Tween hair accessory craze JoJo Bows banned in schools

A girl wearing her JoJo Bow.

When a craze hits the tween world, it truly goes gangbusters. Now reality TV star, singer and dancer 13-year-old JoJo Siwa has created her own trend, urged on by a legion of devoted fans who have made her large signature hair bows the hair accessory to have. And it's a craze that's gaining momentum in Australia.

However, the prevalence of the bows in classrooms has prompted many schools in the UK to place a ban on wearing them to school. They say the bows are a distraction in class, even when the accessories are in school colours.

Photo: JoJo Siwa for Claire's

Francesca De Franco of The Parent Social Forum told the BBC that "the main issues with the bows, like with any craze, is they are a major source of distraction and can be a tool of oneupmanship".

"While there are cheaper copies of the JoJo Bows available, the kids all know which ones are genuine and the issues around affordability ... can be really divisive," she says.

Parents are shelling out up to $21 (£13) per piece, sold exclusively through Claire's in the UK, so their kids can participate in the latest hair accessory craze.

The bows, which come in a range of colours, are worn as a decoration for a high ponytail and sit prominently on the top of the head.

Of course, some parents are unimpressed with the bans after shelling out their hard-earned cash on the bows. Speaking to Manchester Evening News, a parent from a local school said, "The girls then came home and said JoJo Bows are now banned from the school because that's all the girls talk about. I couldn't believe it, how petty is the school to ban hair bows."

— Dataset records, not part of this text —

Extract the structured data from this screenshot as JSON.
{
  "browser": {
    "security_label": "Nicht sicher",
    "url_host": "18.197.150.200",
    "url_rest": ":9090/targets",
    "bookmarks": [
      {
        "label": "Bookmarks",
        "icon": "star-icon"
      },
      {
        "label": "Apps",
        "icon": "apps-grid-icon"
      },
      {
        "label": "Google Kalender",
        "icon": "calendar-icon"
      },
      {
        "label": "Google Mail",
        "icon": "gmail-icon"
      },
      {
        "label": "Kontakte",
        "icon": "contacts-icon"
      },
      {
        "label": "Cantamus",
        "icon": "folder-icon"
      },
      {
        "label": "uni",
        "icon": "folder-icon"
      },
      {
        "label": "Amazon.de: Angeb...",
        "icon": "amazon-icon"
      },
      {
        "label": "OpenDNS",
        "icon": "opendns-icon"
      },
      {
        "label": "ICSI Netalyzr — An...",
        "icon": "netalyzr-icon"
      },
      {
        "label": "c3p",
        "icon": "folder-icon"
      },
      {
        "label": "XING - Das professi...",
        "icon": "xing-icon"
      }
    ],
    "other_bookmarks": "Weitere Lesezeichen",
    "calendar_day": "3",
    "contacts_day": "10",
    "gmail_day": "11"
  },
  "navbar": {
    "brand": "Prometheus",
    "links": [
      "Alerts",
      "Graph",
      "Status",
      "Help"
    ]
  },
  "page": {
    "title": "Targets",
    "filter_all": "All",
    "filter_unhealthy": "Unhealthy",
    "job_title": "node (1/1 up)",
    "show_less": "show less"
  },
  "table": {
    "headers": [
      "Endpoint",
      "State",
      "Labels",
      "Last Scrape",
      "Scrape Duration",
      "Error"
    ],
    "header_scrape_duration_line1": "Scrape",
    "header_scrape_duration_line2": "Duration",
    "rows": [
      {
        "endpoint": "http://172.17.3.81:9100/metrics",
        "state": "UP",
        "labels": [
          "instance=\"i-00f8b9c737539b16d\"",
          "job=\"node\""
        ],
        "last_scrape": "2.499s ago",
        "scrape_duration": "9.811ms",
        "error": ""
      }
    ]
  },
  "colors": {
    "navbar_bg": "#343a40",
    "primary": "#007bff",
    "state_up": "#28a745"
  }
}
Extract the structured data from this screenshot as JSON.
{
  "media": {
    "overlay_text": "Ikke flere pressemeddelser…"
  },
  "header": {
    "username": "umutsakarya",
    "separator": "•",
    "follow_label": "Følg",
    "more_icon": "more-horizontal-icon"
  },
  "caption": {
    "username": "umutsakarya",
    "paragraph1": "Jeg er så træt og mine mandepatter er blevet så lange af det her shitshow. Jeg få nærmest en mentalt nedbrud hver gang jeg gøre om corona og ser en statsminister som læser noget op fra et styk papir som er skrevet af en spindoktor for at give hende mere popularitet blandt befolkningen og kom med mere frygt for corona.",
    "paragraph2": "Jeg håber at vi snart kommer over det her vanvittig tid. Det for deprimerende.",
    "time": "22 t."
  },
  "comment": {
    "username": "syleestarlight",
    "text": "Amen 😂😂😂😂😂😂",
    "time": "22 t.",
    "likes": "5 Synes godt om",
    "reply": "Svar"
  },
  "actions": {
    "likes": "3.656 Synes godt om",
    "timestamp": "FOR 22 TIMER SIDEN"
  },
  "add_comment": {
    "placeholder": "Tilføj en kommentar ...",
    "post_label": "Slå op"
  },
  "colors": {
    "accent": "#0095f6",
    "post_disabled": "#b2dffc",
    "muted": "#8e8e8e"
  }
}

Another said, "I really can't see any problem with the JoJo bows, they make out like it's a gun or something really bad, but come on, they're only hair clips."

Fairfield Community Primary head teacher Chris Ashley says that "We're very strong on having a school uniform and there are reasons for that. It gives a signal to the children that they are part of the school family. It also gives a signal that we're here to work. As soon as they are not in the same uniform it causes a problem and they get distracted," adding that there is simply no time in a crowded curriculum for there to be fashion distractions.

Australian parents would do well to prepare themselves for how big this craze is going to be here when it properly strikes.